Knowledge Base
Overview
The OMEGA knowledge base lets you ingest documents (PDF, markdown, web pages, plain text, CSV, JSON) into a searchable store with semantic chunking and vector embeddings. Once ingested, documents are searchable alongside your memories, enabling RAG-style retrieval over personal and project documentation.
Install PDF support:
- Full:
pip install omega-memory[knowledge-pdf](Docling primary extractor + pdfplumber fallback) - Lite:
pip install omega-memory[knowledge-pdf-lite](pdfplumber only)
Without PDF extras, markdown, HTML, plain text, CSV, and JSON are supported out of the box.
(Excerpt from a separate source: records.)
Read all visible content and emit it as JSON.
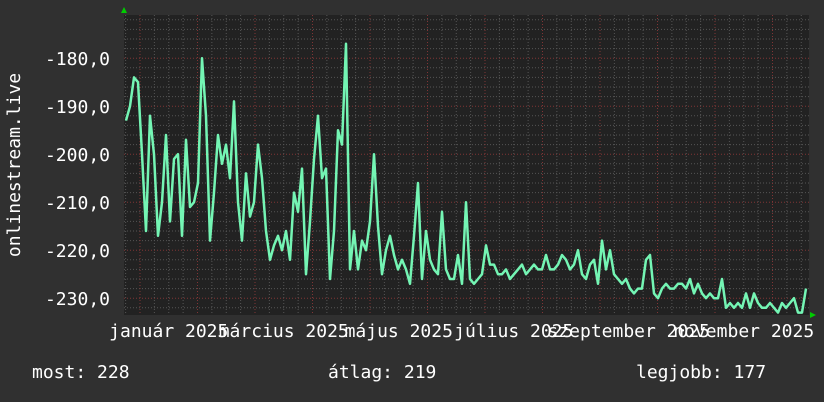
{
  "chart_data": {
    "type": "line",
    "title": "",
    "ylabel": "onlinestream.live",
    "xlabel": "",
    "ylim": [
      -233.5,
      -171
    ],
    "y_ticks": [
      "-180,0",
      "-190,0",
      "-200,0",
      "-210,0",
      "-220,0",
      "-230,0"
    ],
    "y_tick_values": [
      -180,
      -190,
      -200,
      -210,
      -220,
      -230
    ],
    "x_ticks": [
      "január 2025",
      "március 2025",
      "május 2025",
      "július 2025",
      "szeptember 2025",
      "november 2025"
    ],
    "grid": true,
    "colors": {
      "line": "#74f5b4",
      "plot_bg": "#222222",
      "canvas_bg": "#303030",
      "minor_grid": "#555555",
      "major_grid": "#803535",
      "arrow": "#00cc00"
    },
    "series": [
      {
        "values": [
          -193,
          -190,
          -184,
          -185,
          -200,
          -216,
          -192,
          -200,
          -217,
          -210,
          -196,
          -214,
          -201,
          -200,
          -217,
          -197,
          -211,
          -210,
          -206,
          -180,
          -192,
          -218,
          -208,
          -196,
          -202,
          -198,
          -205,
          -189,
          -210,
          -218,
          -204,
          -213,
          -210,
          -198,
          -205,
          -216,
          -222,
          -219,
          -217,
          -220,
          -216,
          -222,
          -208,
          -212,
          -203,
          -225,
          -214,
          -201,
          -192,
          -205,
          -203,
          -226,
          -216,
          -195,
          -198,
          -177,
          -224,
          -216,
          -224,
          -218,
          -220,
          -214,
          -200,
          -215,
          -225,
          -220,
          -217,
          -221,
          -224,
          -222,
          -224,
          -227,
          -217,
          -206,
          -226,
          -216,
          -222,
          -224,
          -225,
          -212,
          -224,
          -226,
          -226,
          -221,
          -227,
          -210,
          -226,
          -227,
          -226,
          -225,
          -219,
          -223,
          -223,
          -225,
          -225,
          -224,
          -226,
          -225,
          -224,
          -223,
          -225,
          -224,
          -223,
          -224,
          -224,
          -221,
          -224,
          -224,
          -223,
          -221,
          -222,
          -224,
          -223,
          -220,
          -225,
          -226,
          -223,
          -222,
          -227,
          -218,
          -224,
          -220,
          -225,
          -226,
          -227,
          -226,
          -228,
          -229,
          -228,
          -228,
          -222,
          -221,
          -229,
          -230,
          -228,
          -227,
          -228,
          -228,
          -227,
          -227,
          -228,
          -226,
          -229,
          -227,
          -229,
          -230,
          -229,
          -230,
          -230,
          -226,
          -232,
          -231,
          -232,
          -231,
          -232,
          -229,
          -232,
          -229,
          -231,
          -232,
          -232,
          -231,
          -232,
          -233,
          -231,
          -232,
          -231,
          -230,
          -233,
          -233,
          -228
        ]
      }
    ]
  },
  "stats": {
    "current": "most: 228",
    "average": "átlag: 219",
    "best": "legjobb: 177"
  }
}
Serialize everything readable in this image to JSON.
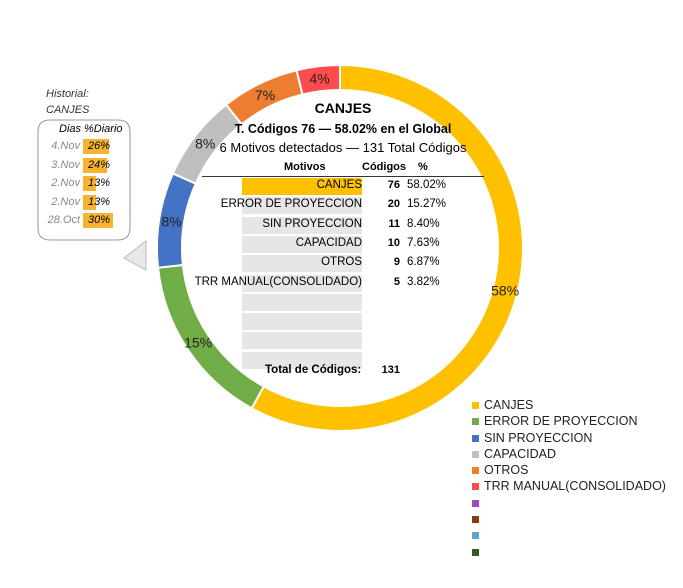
{
  "chart_data": {
    "type": "pie",
    "title": "CANJES",
    "subtitle": "T. Códigos 76 — 58.02% en el Global",
    "subtitle2": "6 Motivos detectados — 131 Total Códigos",
    "columns": [
      "Motivos",
      "Códigos",
      "%"
    ],
    "categories": [
      "CANJES",
      "ERROR DE PROYECCION",
      "SIN PROYECCION",
      "CAPACIDAD",
      "OTROS",
      "TRR MANUAL(CONSOLIDADO)"
    ],
    "values": [
      76,
      20,
      11,
      10,
      9,
      5
    ],
    "percent_labels": [
      "58.02%",
      "15.27%",
      "8.40%",
      "7.63%",
      "6.87%",
      "3.82%"
    ],
    "slice_labels": [
      "58%",
      "15%",
      "8%",
      "8%",
      "7%",
      "4%"
    ],
    "colors": [
      "#ffc000",
      "#70ad47",
      "#4472c4",
      "#bfbfbf",
      "#ed7d31",
      "#ff4b4b"
    ],
    "total_label": "Total de Códigos:",
    "total_value": "131",
    "legend": {
      "position": "bottom-right",
      "items": [
        "CANJES",
        "ERROR DE PROYECCION",
        "SIN PROYECCION",
        "CAPACIDAD",
        "OTROS",
        "TRR MANUAL(CONSOLIDADO)",
        "",
        "",
        "",
        ""
      ],
      "colors": [
        "#ffc000",
        "#70ad47",
        "#4472c4",
        "#bfbfbf",
        "#ed7d31",
        "#ff4b4b",
        "#9b4bc8",
        "#843c0c",
        "#5ba3d6",
        "#375623"
      ]
    }
  },
  "historial": {
    "title_line1": "Historial:",
    "title_line2": "CANJES",
    "col_dias": "Dias",
    "col_diario": "%Diario",
    "rows": [
      {
        "day": "4.Nov",
        "value": "26%",
        "fraction": 0.26
      },
      {
        "day": "3.Nov",
        "value": "24%",
        "fraction": 0.24
      },
      {
        "day": "2.Nov",
        "value": "13%",
        "fraction": 0.13
      },
      {
        "day": "2.Nov",
        "value": "13%",
        "fraction": 0.13
      },
      {
        "day": "28.Oct",
        "value": "30%",
        "fraction": 0.3
      }
    ]
  }
}
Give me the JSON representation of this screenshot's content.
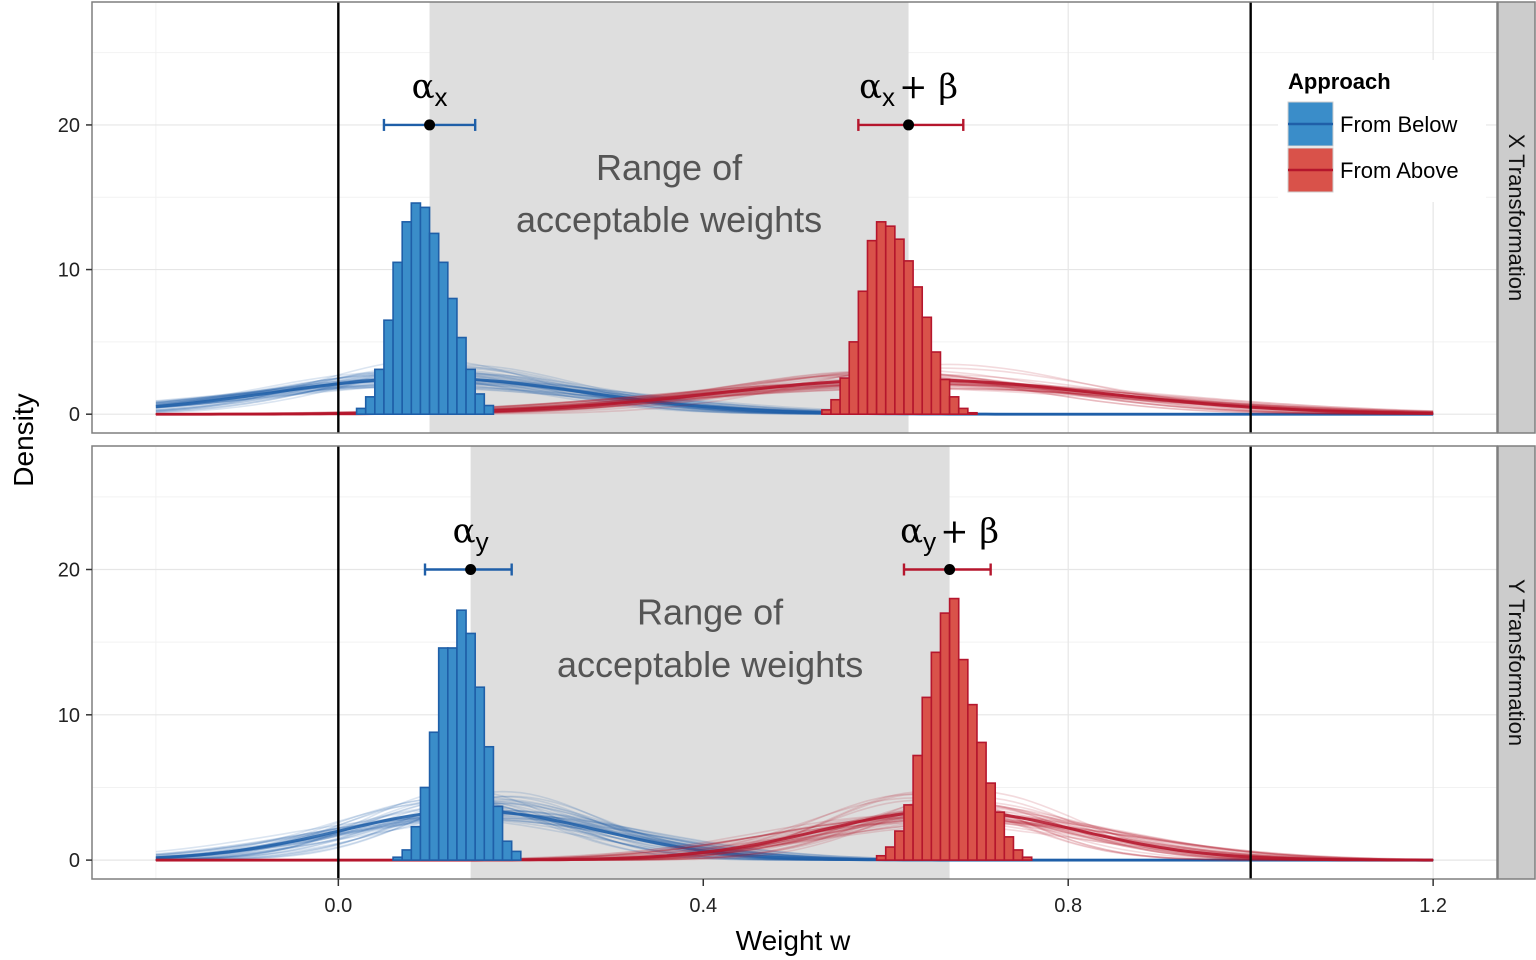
{
  "chart_data": {
    "type": "histogram-density",
    "xlabel": "Weight w",
    "ylabel": "Density",
    "x_ticks": [
      "0.0",
      "0.4",
      "0.8",
      "1.2"
    ],
    "y_ticks": [
      "0",
      "10",
      "20"
    ],
    "xlim": [
      -0.27,
      1.27
    ],
    "ylim": [
      -1.3,
      28.5
    ],
    "vlines": [
      0.0,
      1.0
    ],
    "grid": true,
    "legend": {
      "title": "Approach",
      "placement": "top-right",
      "entries": [
        {
          "label": "From Below",
          "fill": "#3a8dc9",
          "line": "#1f5fa8"
        },
        {
          "label": "From Above",
          "fill": "#d9524a",
          "line": "#b5162d"
        }
      ]
    },
    "range_text": [
      "Range of",
      "acceptable weights"
    ],
    "panels": [
      {
        "strip": "X Transformation",
        "shade_range": [
          0.1,
          0.625
        ],
        "below": {
          "label": "α",
          "label_sub": "x",
          "estimate": 0.1,
          "ci": [
            0.05,
            0.15
          ],
          "ci_y": 20,
          "hist_start": 0.02,
          "bin_width": 0.01,
          "counts": [
            0.4,
            1.2,
            3.1,
            6.5,
            10.5,
            13.3,
            14.6,
            14.3,
            12.5,
            10.5,
            8.0,
            5.3,
            3.1,
            1.4,
            0.6
          ],
          "density": {
            "mean": 0.1,
            "sd": 0.17,
            "peak": 2.5
          }
        },
        "above": {
          "label": "α",
          "label_sub": "x",
          "label_suffix": "+ β",
          "estimate": 0.625,
          "ci": [
            0.57,
            0.685
          ],
          "ci_y": 20,
          "hist_start": 0.53,
          "bin_width": 0.01,
          "counts": [
            0.3,
            1.0,
            2.5,
            5.0,
            8.5,
            12.0,
            13.3,
            13.0,
            12.1,
            10.6,
            8.8,
            6.7,
            4.3,
            2.4,
            1.2,
            0.4,
            0.1
          ],
          "density": {
            "mean": 0.625,
            "sd": 0.21,
            "peak": 2.4
          }
        }
      },
      {
        "strip": "Y Transformation",
        "shade_range": [
          0.145,
          0.67
        ],
        "below": {
          "label": "α",
          "label_sub": "y",
          "estimate": 0.145,
          "ci": [
            0.095,
            0.19
          ],
          "ci_y": 20,
          "hist_start": 0.06,
          "bin_width": 0.01,
          "counts": [
            0.2,
            0.7,
            2.3,
            5.0,
            8.8,
            14.6,
            14.6,
            17.2,
            15.6,
            11.9,
            7.8,
            3.7,
            1.3,
            0.6
          ],
          "density": {
            "mean": 0.145,
            "sd": 0.14,
            "peak": 3.4
          }
        },
        "above": {
          "label": "α",
          "label_sub": "y",
          "label_suffix": "+ β",
          "estimate": 0.67,
          "ci": [
            0.62,
            0.715
          ],
          "ci_y": 20,
          "hist_start": 0.59,
          "bin_width": 0.01,
          "counts": [
            0.3,
            0.9,
            2.0,
            3.8,
            7.2,
            11.2,
            14.3,
            17.0,
            18.0,
            13.8,
            10.7,
            8.1,
            5.3,
            3.3,
            1.6,
            0.7,
            0.2
          ],
          "density": {
            "mean": 0.67,
            "sd": 0.14,
            "peak": 3.4
          }
        }
      }
    ]
  }
}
Documents can be scoped to entities (e.g., entity_id="acme") to keep different organizations' knowledge separate.
Quick Example
# Ingest a PDF
omega_ingest_document(path_or_url="/path/to/architecture.pdf", title="System Architecture")
# Ingest a webpage
omega_ingest_document(path_or_url="https://docs.example.com/api-reference")
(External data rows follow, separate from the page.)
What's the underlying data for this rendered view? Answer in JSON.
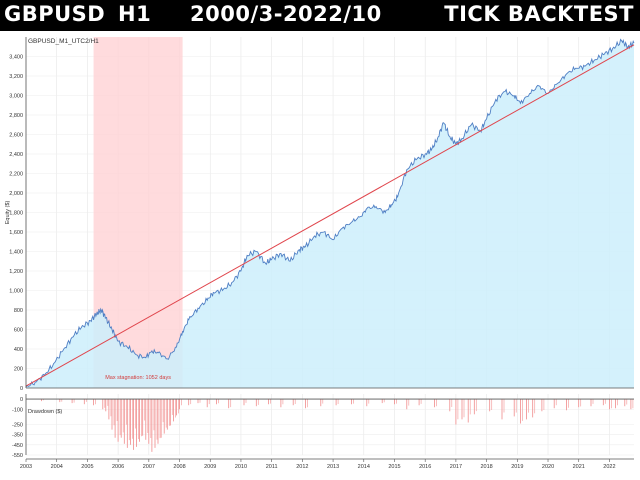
{
  "banner": {
    "symbol": "GBPUSD",
    "timeframe": "H1",
    "period": "2000/3-2022/10",
    "mode": "TICK BACKTEST"
  },
  "chart_data": [
    {
      "type": "area",
      "title": "GBPUSD_M1_UTC2/H1",
      "ylabel": "Equity ($)",
      "ylim": [
        0,
        3600
      ],
      "yticks": [
        0,
        200,
        400,
        600,
        800,
        1000,
        1200,
        1400,
        1600,
        1800,
        2000,
        2200,
        2400,
        2600,
        2800,
        3000,
        3200,
        3400
      ],
      "ytick_labels": [
        "0",
        "200",
        "400",
        "600",
        "800",
        "1,000",
        "1,200",
        "1,400",
        "1,600",
        "1,800",
        "2,000",
        "2,200",
        "2,400",
        "2,600",
        "2,800",
        "3,000",
        "3,200",
        "3,400"
      ],
      "xlim": [
        2003.0,
        2022.8
      ],
      "xticks": [
        2003,
        2004,
        2005,
        2006,
        2007,
        2008,
        2009,
        2010,
        2011,
        2012,
        2013,
        2014,
        2015,
        2016,
        2017,
        2018,
        2019,
        2020,
        2021,
        2022
      ],
      "grid": true,
      "x": [
        2003.0,
        2003.3,
        2003.6,
        2003.9,
        2004.2,
        2004.5,
        2004.8,
        2005.1,
        2005.3,
        2005.45,
        2005.6,
        2005.8,
        2006.0,
        2006.3,
        2006.6,
        2006.9,
        2007.1,
        2007.3,
        2007.6,
        2007.9,
        2008.1,
        2008.3,
        2008.6,
        2008.9,
        2009.1,
        2009.4,
        2009.7,
        2010.0,
        2010.2,
        2010.5,
        2010.8,
        2011.0,
        2011.3,
        2011.6,
        2011.9,
        2012.1,
        2012.4,
        2012.7,
        2013.0,
        2013.3,
        2013.6,
        2013.9,
        2014.1,
        2014.4,
        2014.7,
        2014.9,
        2015.1,
        2015.4,
        2015.7,
        2016.0,
        2016.2,
        2016.4,
        2016.6,
        2016.8,
        2017.0,
        2017.2,
        2017.5,
        2017.8,
        2018.0,
        2018.3,
        2018.6,
        2018.9,
        2019.1,
        2019.4,
        2019.7,
        2020.0,
        2020.3,
        2020.6,
        2020.9,
        2021.2,
        2021.5,
        2021.8,
        2022.1,
        2022.4,
        2022.6,
        2022.8
      ],
      "equity": [
        10,
        60,
        130,
        250,
        380,
        520,
        620,
        690,
        760,
        800,
        720,
        600,
        480,
        420,
        340,
        310,
        380,
        360,
        300,
        420,
        580,
        700,
        820,
        900,
        980,
        1000,
        1080,
        1200,
        1360,
        1400,
        1280,
        1320,
        1380,
        1300,
        1420,
        1450,
        1560,
        1600,
        1520,
        1640,
        1700,
        1760,
        1840,
        1860,
        1800,
        1880,
        1960,
        2240,
        2340,
        2400,
        2440,
        2560,
        2720,
        2580,
        2500,
        2560,
        2700,
        2640,
        2760,
        2960,
        3040,
        3000,
        2920,
        3020,
        3100,
        3020,
        3120,
        3220,
        3280,
        3300,
        3360,
        3420,
        3480,
        3560,
        3500,
        3540
      ],
      "trend": {
        "x": [
          2003.0,
          2022.8
        ],
        "y": [
          20,
          3520
        ]
      },
      "stagnation": {
        "x_start": 2005.2,
        "x_end": 2008.1,
        "label": "Max stagnation: 1052 days"
      }
    },
    {
      "type": "bar",
      "ylabel": "Drawdown ($)",
      "ylim": [
        -550,
        50
      ],
      "yticks": [
        0,
        -100,
        -250,
        -350,
        -450,
        -550
      ],
      "ytick_labels": [
        "0",
        "-100",
        "-250",
        "-350",
        "-450",
        "-550"
      ],
      "x": [
        2003.5,
        2004.1,
        2004.5,
        2004.9,
        2005.2,
        2005.5,
        2005.6,
        2005.7,
        2005.8,
        2005.9,
        2006.0,
        2006.1,
        2006.2,
        2006.3,
        2006.4,
        2006.5,
        2006.6,
        2006.7,
        2006.8,
        2006.9,
        2007.0,
        2007.1,
        2007.2,
        2007.3,
        2007.4,
        2007.5,
        2007.6,
        2007.7,
        2007.8,
        2007.9,
        2008.0,
        2008.3,
        2008.6,
        2008.9,
        2009.2,
        2009.6,
        2010.1,
        2010.5,
        2010.9,
        2011.3,
        2011.7,
        2012.1,
        2012.6,
        2013.1,
        2013.6,
        2014.1,
        2014.6,
        2015.0,
        2015.4,
        2015.8,
        2016.3,
        2016.8,
        2017.0,
        2017.2,
        2017.4,
        2017.6,
        2018.1,
        2018.5,
        2018.9,
        2019.1,
        2019.3,
        2019.5,
        2019.8,
        2020.2,
        2020.6,
        2021.0,
        2021.4,
        2021.8,
        2022.0,
        2022.2,
        2022.5,
        2022.7
      ],
      "values": [
        -20,
        -30,
        -40,
        -50,
        -60,
        -100,
        -120,
        -200,
        -300,
        -380,
        -420,
        -380,
        -440,
        -480,
        -450,
        -500,
        -470,
        -420,
        -360,
        -400,
        -440,
        -520,
        -480,
        -440,
        -380,
        -340,
        -300,
        -260,
        -220,
        -160,
        -100,
        -60,
        -40,
        -80,
        -50,
        -90,
        -60,
        -70,
        -50,
        -80,
        -60,
        -90,
        -70,
        -60,
        -50,
        -70,
        -40,
        -50,
        -100,
        -60,
        -80,
        -120,
        -250,
        -200,
        -230,
        -150,
        -120,
        -200,
        -170,
        -240,
        -200,
        -180,
        -120,
        -90,
        -110,
        -80,
        -70,
        -60,
        -100,
        -90,
        -70,
        -100
      ]
    }
  ]
}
# Search across all ingested documents
omega_search_documents(query="authentication flow", limit=5)
# List everything in the knowledge base
omega_list_documents()
Tools Reference
| Tool | Purpose |
|---|---|
omega_ingest_document | Ingest a document from a file path or URL. Supports title, source_type override, and entity_id for scoping. |
omega_search_documents | Semantic search across all ingested chunks. Filter by entity_id, source_type, and limit. |
omega_list_documents | List all documents in the knowledge base with chunk counts and metadata |
omega_remove_document | Remove a document and all its chunks/embeddings by source path |
omega_scan_documents | Scan a directory (default ~/.omega/documents/) for new or changed files and auto-ingest. Checksum-based --- only re-ingests modified files. |
omega_sync_kb | Sync pending files from the cloud knowledge base queue (Supabase uploads via web app) into the local knowledge base. |
Supported Formats
| Format | Source Type | Notes |
|---|---|---|
pdf | Docling (primary, native markdown output) with pdfplumber fallback | |
| Markdown | markdown | .md files |
| HTML | webpage | Web URLs and .html files |
| Plain text | text | .txt files |
| CSV | text | Ingested as text |
| JSON | text | Ingested as text |
Source type is auto-detected from the file extension or URL. Override with the source_type parameter if needed.
Common Workflows
Ingest a Document
From a local file:
omega_ingest_document(path_or_url="/Users/me/docs/api-spec.pdf", title="API Specification v2")
From a URL:
omega_ingest_document(path_or_url="https://docs.example.com/getting-started")
With entity scoping:
omega_ingest_document(path_or_url="/Users/me/docs/acme-contract.pdf", entity_id="acme", title="Acme Service Agreement")
Search Documents
Basic search:
omega_search_documents(query="rate limiting configuration")
Filtered by entity:
omega_search_documents(query="billing terms", entity_id="acme", limit=3)
Filtered by source type:
omega_search_documents(query="deployment steps", source_type="pdf")
Auto-Scan a Directory
Place files in ~/.omega/documents/ (or any directory), then scan:
omega_scan_documents()
Or scan a custom directory:
omega_scan_documents(directory="/Users/me/Projects/myapp/docs")
The scanner is checksum-based: it only re-ingests files whose content has changed since the last scan. New files are ingested automatically.
Remove a Document
omega_remove_document(source_path="/Users/me/docs/old-spec.pdf")
This removes the document and all its chunks and embeddings from the knowledge base.
CLI Commands
omega knowledge scan # Scan default directory
omega knowledge scan --directory /path/to/docs # Scan custom directory
omega knowledge list # List all documents
omega knowledge search "authentication flow" # Search documents
Tips
- Docling produces better PDF output. The full
knowledge-pdfextra uses Docling, which extracts native markdown with proper heading structure. The lite extra (pdfplumber only) works but produces flatter text. - Chunking is semantic. Documents are split into chunks at natural boundaries (headings, paragraphs) rather than fixed token counts. This improves retrieval relevance.
- Use entity scoping for multi-org work. If you manage documents for multiple companies, scope each with
entity_idso searches return only relevant results. - Auto-scan for hands-free ingestion. Drop files into
~/.omega/documents/and let hooks or CLI handle ingestion. The checksum check prevents duplicate work. - Search returns chunks, not whole documents. Each result is a specific chunk with source attribution (document title, page number if applicable). This keeps results focused and relevant.
- Remove and re-ingest to update. If a document changes, remove the old version and ingest the new one. The scan command handles this automatically via checksum comparison.